Blogs as a Teaching Tool
June 22nd, 2005Writing in the Chronicle of Higher Education, Stephen D. Krause, an English professor at Eastern Michigan University, notes that requiring students to keep a blog has several advantages compared to a paper journal assignment:
First, I don’t have to haul around a bunch of student notebooks. Second, students can include direct links to materials they find relevant to their entries; on paper a mere citation is the best a student can do. Third, because the blogs exist in a public space, students can read and comment on each others’ entries. In fact, I have students write about their classmates’ blogs, a task that would be difficult to manage with paper notebooks.
Later, he alludes to the further advantage that blogs can include multi-media content. Despite these advantages, he laments, “Most of my experiments with [blog assignments] have been problematic, if not outright failures.” Sounds like my own initial experiment with a blogging assignment.
He offers three lessons from his experience:
1. “[J]ust because you give students the opportunity to use a new and exciting technology doesn’t mean they will want to use it.” Krause notes bloggers, including himself, blog because they enjoy it, not because they are required to do it. The implication is that one ought not assume students will immediately share this attraction to blogging and a blogger’s inclination to publish. For a blogging assignment, more specific instructions work better than an open-ended invitation to blog.

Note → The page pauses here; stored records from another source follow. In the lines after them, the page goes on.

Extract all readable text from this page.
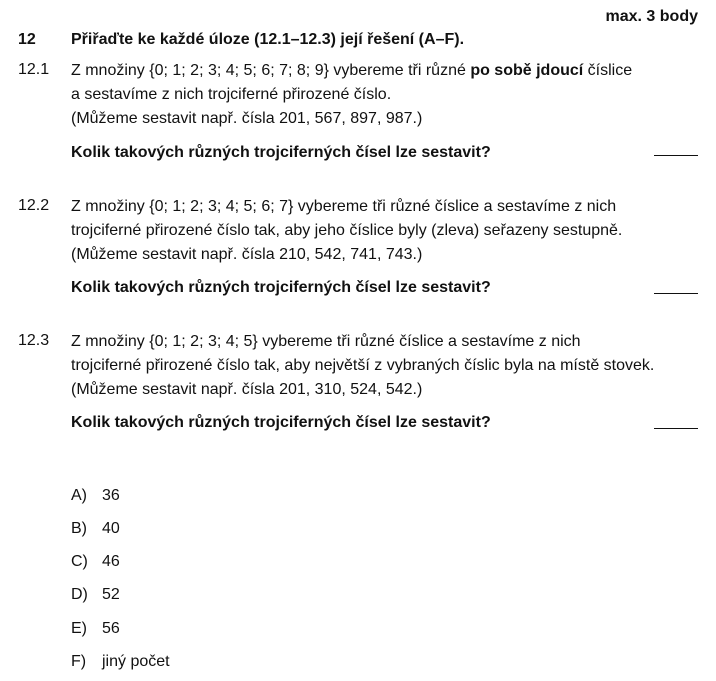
max. 3 body
12 Přiřaďte ke každé úloze (12.1–12.3) její řešení (A–F).
12.1 Z množiny {0; 1; 2; 3; 4; 5; 6; 7; 8; 9} vybereme tři různé po sobě jdoucí číslice
a sestavíme z nich trojciferné přirozené číslo.
(Můžeme sestavit např. čísla 201, 567, 897, 987.)
Kolik takových různých trojciferných čísel lze sestavit?
12.2 Z množiny {0; 1; 2; 3; 4; 5; 6; 7} vybereme tři různé číslice a sestavíme z nich
trojciferné přirozené číslo tak, aby jeho číslice byly (zleva) seřazeny sestupně.
(Můžeme sestavit např. čísla 210, 542, 741, 743.)
Kolik takových různých trojciferných čísel lze sestavit?
12.3 Z množiny {0; 1; 2; 3; 4; 5} vybereme tři různé číslice a sestavíme z nich
trojciferné přirozené číslo tak, aby největší z vybraných číslic byla na místě stovek.
(Můžeme sestavit např. čísla 201, 310, 524, 542.)
Kolik takových různých trojciferných čísel lze sestavit?
A) 36
B) 40
C) 46
D) 52
E) 56
F) jiný počet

2. Email lists and bulletin board functions in software like WebCT and Blackboard stimulate discussion better than the comment features of blogs. He notes even among academics, blogs don’t prompt much threaded discourse compared to email list exchanges.

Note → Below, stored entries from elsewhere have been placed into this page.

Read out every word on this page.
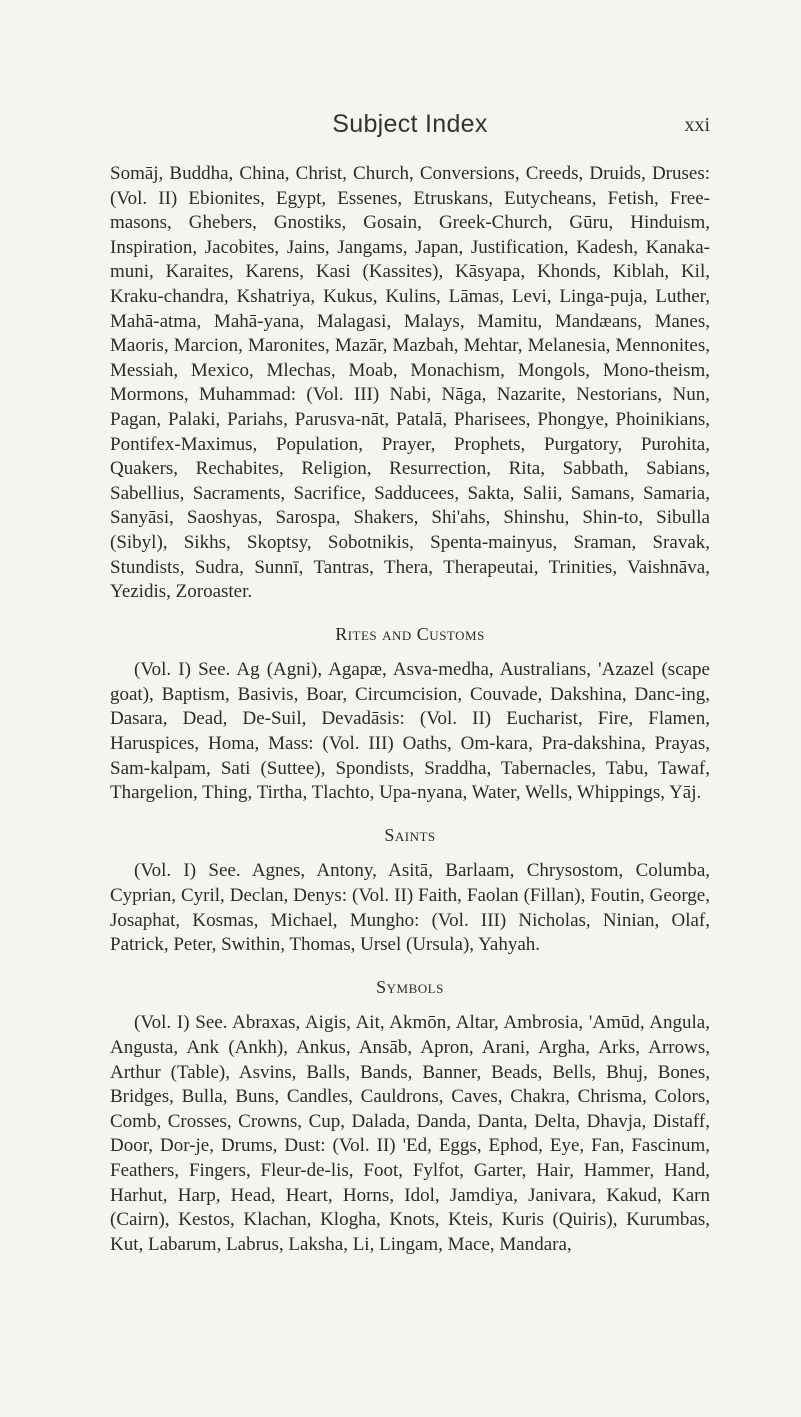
Subject Index	xxi

Somāj, Buddha, China, Christ, Church, Conversions, Creeds, Druids, Druses: (Vol. II) Ebionites, Egypt, Essenes, Etruskans, Eutycheans, Fetish, Free-masons, Ghebers, Gnostiks, Gosain, Greek-Church, Gūru, Hinduism, Inspiration, Jacobites, Jains, Jangams, Japan, Justification, Kadesh, Kanaka-muni, Karaites, Karens, Kasi (Kassites), Kāsyapa, Khonds, Kiblah, Kil, Kraku-chandra, Kshatriya, Kukus, Kulins, Lāmas, Levi, Linga-puja, Luther, Mahā-atma, Mahā-yana, Malagasi, Malays, Mamitu, Mandæans, Manes, Maoris, Marcion, Maronites, Mazār, Mazbah, Mehtar, Melanesia, Mennonites, Messiah, Mexico, Mlechas, Moab, Monachism, Mongols, Mono-theism, Mormons, Muhammad: (Vol. III) Nabi, Nāga, Nazarite, Nestorians, Nun, Pagan, Palaki, Pariahs, Parusva-nāt, Patalā, Pharisees, Phongye, Phoinikians, Pontifex-Maximus, Population, Prayer, Prophets, Purgatory, Purohita, Quakers, Rechabites, Religion, Resurrection, Rita, Sabbath, Sabians, Sabellius, Sacraments, Sacrifice, Sadducees, Sakta, Salii, Samans, Samaria, Sanyāsi, Saoshyas, Sarospa, Shakers, Shi'ahs, Shinshu, Shin-to, Sibulla (Sibyl), Sikhs, Skoptsy, Sobotnikis, Spenta-mainyus, Sraman, Sravak, Stundists, Sudra, Sunnī, Tantras, Thera, Therapeutai, Trinities, Vaishnāva, Yezidis, Zoroaster.

Rites and Customs

(Vol. I) See. Ag (Agni), Agapæ, Asva-medha, Australians, 'Azazel (scape goat), Baptism, Basivis, Boar, Circumcision, Couvade, Dakshina, Danc-ing, Dasara, Dead, De-Suil, Devadāsis: (Vol. II) Eucharist, Fire, Flamen, Haruspices, Homa, Mass: (Vol. III) Oaths, Om-kara, Pra-dakshina, Prayas, Sam-kalpam, Sati (Suttee), Spondists, Sraddha, Tabernacles, Tabu, Tawaf, Thargelion, Thing, Tirtha, Tlachto, Upa-nyana, Water, Wells, Whippings, Yāj.

Saints

(Vol. I) See. Agnes, Antony, Asitā, Barlaam, Chrysostom, Columba, Cyprian, Cyril, Declan, Denys: (Vol. II) Faith, Faolan (Fillan), Foutin, George, Josaphat, Kosmas, Michael, Mungho: (Vol. III) Nicholas, Ninian, Olaf, Patrick, Peter, Swithin, Thomas, Ursel (Ursula), Yahyah.

Symbols

(Vol. I) See. Abraxas, Aigis, Ait, Akmōn, Altar, Ambrosia, 'Amūd, Angula, Angusta, Ank (Ankh), Ankus, Ansāb, Apron, Arani, Argha, Arks, Arrows, Arthur (Table), Asvins, Balls, Bands, Banner, Beads, Bells, Bhuj, Bones, Bridges, Bulla, Buns, Candles, Cauldrons, Caves, Chakra, Chrisma, Colors, Comb, Crosses, Crowns, Cup, Dalada, Danda, Danta, Delta, Dhavja, Distaff, Door, Dor-je, Drums, Dust: (Vol. II) 'Ed, Eggs, Ephod, Eye, Fan, Fascinum, Feathers, Fingers, Fleur-de-lis, Foot, Fylfot, Garter, Hair, Hammer, Hand, Harhut, Harp, Head, Heart, Horns, Idol, Jamdiya, Janivara, Kakud, Karn (Cairn), Kestos, Klachan, Klogha, Knots, Kteis, Kuris (Quiris), Kurumbas, Kut, Labarum, Labrus, Laksha, Li, Lingam, Mace, Mandara,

3. “Blogs work best for publishing individual texts that are more or less finished,” Krause concludes.
It’s a short piece and doesn’t exhaust the subject. For example, while blogs have some advantages over paper journals, there are potential downsides, too. For instance, once a student posts something to a blog, the entire world may easily discover and archive it. I for one am grateful many of my undergraduate and adolescent musings aren’t captured in any public, potentially permanent record. Also, blogging requires electric power, an internet connection, a computer, software, and some knowledge about how to operate these things. Paper journals have lower barriers to entry and are more portable. In some circumstances, these factors may counter-balance the advantages of electronic, disintermediated publishing.
While his discussion can be extended, I think Krause is correct that while blogs hold promise for education their successful application requires a tailored, nuanced approach and that making explicit one’s expectations about a blogging assignment is helpful for both students and instructors.
Visiting Krause’s own site, I note he is also using WordPress, apparently with the random image template. He’s separated his personal “life” blog from what he calls his “official” blog about his teaching and research. That’s something I want to do.